Saudi Envoy’s Lost Millions Show Shell Company Risk, Judge Saysby
Complex structures can cause confusion when wealthy people die
Former minister’s heirs trying to trace missing $30 million
A lawsuit over the estate of a deceased Saudi diplomat shows the risks of wealthy people using shell companies and undocumented agreements to store assets, a London judge has warned.
Abdulrahman Mansouri, former assistant foreign minister of Saudi Arabia, allegedly transferred investments worth about $30 million to his niece shortly before his death in 2010. The administrator of Mansouri’s estate sought information about the transfers from two London investment firms, Acropolis Capital Partners Ltd. and Acropolis Capital Management Ltd., that refused to provide records.
Judge Robin Knowles ruled that Acropolis had a duty to give the administrator the information. The judge also made observations about the “obscure” ownership of Mansouri’s investments, including a property registered to a nominee company in Panama.
“The case illustrates the vulnerability of arrangements when an individual uses a mix of companies, structures, and undocumented arrangements to hold his or her wealth,” Knowles said in a written decision Friday. When the person dies “there is the risk, as here, that the facts are not known save by those who are not prepared to disclose them.”
There has been a spotlight on the use of Panamanian entities to conceal assets in recent months. Leaked documents from a Panamanian law firm, Mossack Fonseca, showed how politicians, criminals and celebrities used shadow companies to hide their financial affairs. While offshore structures can be legal, the so-called Panama Papers triggered public outcry and regulatory investigations around the world into money-laundering and tax evasion.
Acropolis Capital Partners is a family office that invests in hedge funds, real estate and private equity. The firm said in a statement that it had always acted properly and it will review whether it should appeal.
Taris Ahmad, a representative of the Saudi administrator, said his legal team wasn’t able to establish a paper trail for a property in Park Lane, London, that was sold for about 6 million pounds ($7.85 million). “For me, that’s astonishing: that you can have a large flat in central London and not know who owns it,” Ahmad said in a phone interview. “That has to change.” He said the administrator had also started legal action in Panama and Ireland.

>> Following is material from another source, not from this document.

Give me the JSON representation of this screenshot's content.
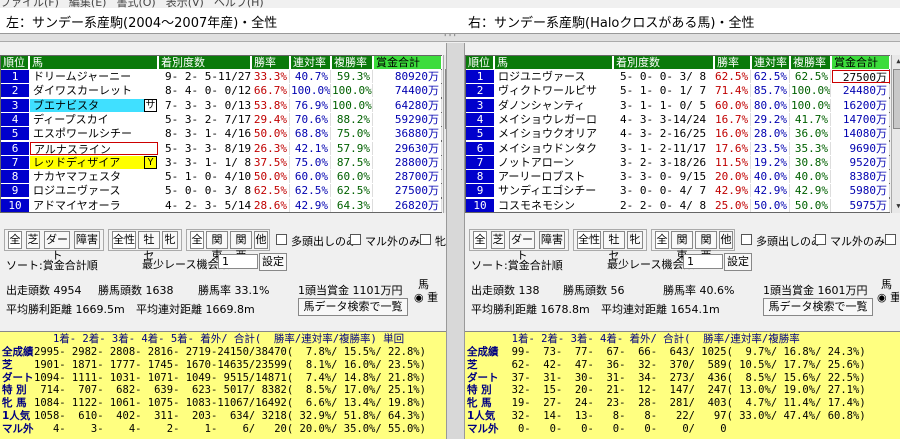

Azzam Faisal Khouj, the administrator of Mansouri’s estate, is trying to trace private equity investments worth about $20 million, and the Park Lane flat sale proceeds, both allegedly managed by the Acropolis companies. Acropolis refused to provide records because, it told Khouj, it has a fiduciary duty to Mansouri’s niece Shahzaman Kurdi.
Mansouri also held shares in an Acropolis managed fund registered in the Cayman Islands, worth about $5 million, and also transferred to Kurdi, according to the judge’s ruling.
“Mansouri appears to have been a wealthy man,” Judge Knowles said. “It is not clear what has become of his wealth.” His heirs have objected to the niece receiving the assets, according to an earlier judgment in the case, and Khouj has disputed the authenticity of documents authorizing the transfer.
The judge added that he hoped the game of “cat and mouse” over Mansouri’s wealth would not continue. “This is a matter also of respect for Mr. Mansouri now he is dead,” he said. “I am quite sure he would be deeply saddened by the current situation.”